26 novembre 2025
Temps de lecture : 5 min
Au fur et à mesure que le recours à l’IA générative se démocratise, les internautes l’utilisent de plus en plus pour préparer et réaliser leurs achats. Selon une récente étude de Toluna, réalisée pour le cabinet de conseil en géomarketing Pub Audit, un Français sur deux trouve ces solutions utiles pour comparer des marques et des produits, et trouver les plus adaptés à ses besoins. Une proportion équivalente recherche grâce à ChatGPT, Gemini, Proximity et consorts des offres promotionnelles, tandis que 44 % des Français demandent directement à ces outils de trouver le vendeur du produit désiré. Des comportements exacerbés chez les 18-34 ans, puisque entre 61 % et 65 % d’entre eux indiquent avoir ces comportements.

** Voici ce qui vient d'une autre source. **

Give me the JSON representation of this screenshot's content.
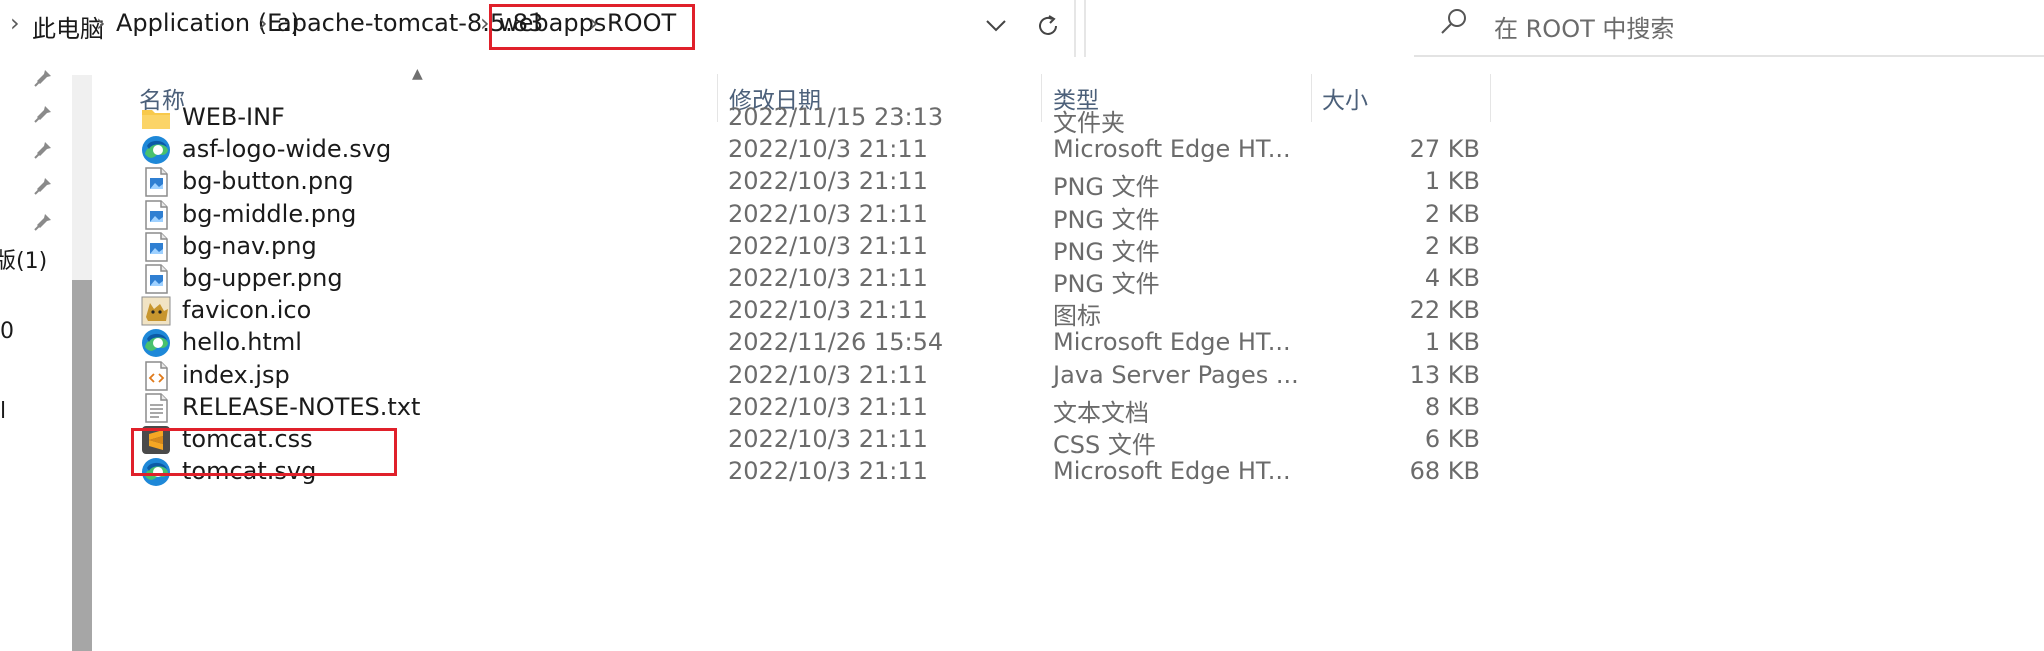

À l’échelle globale, les outils d’IA deviennent des sources de trafic de premier ordre pour les e-commerçants : selon Adobe Analytics, Amazon a vu le nombre de visiteurs de ses Prime Day 2025 issus des assistants virtuels augmenter de 3300 % par rapport à 2024. De même, selon Digiday, 20 % du trafic de Walmart ou d’Etsy issu de clics sur des liens d’affiliation provenait de ChatGPT en août dernier. Un chiffre qu’il faut toutefois relativiser, puisque le trafic issu de clics sur ces liens ne représente que 5 % du trafic global de ces sites, généré la plupart du temps par le search ou d’autres canaux marketing.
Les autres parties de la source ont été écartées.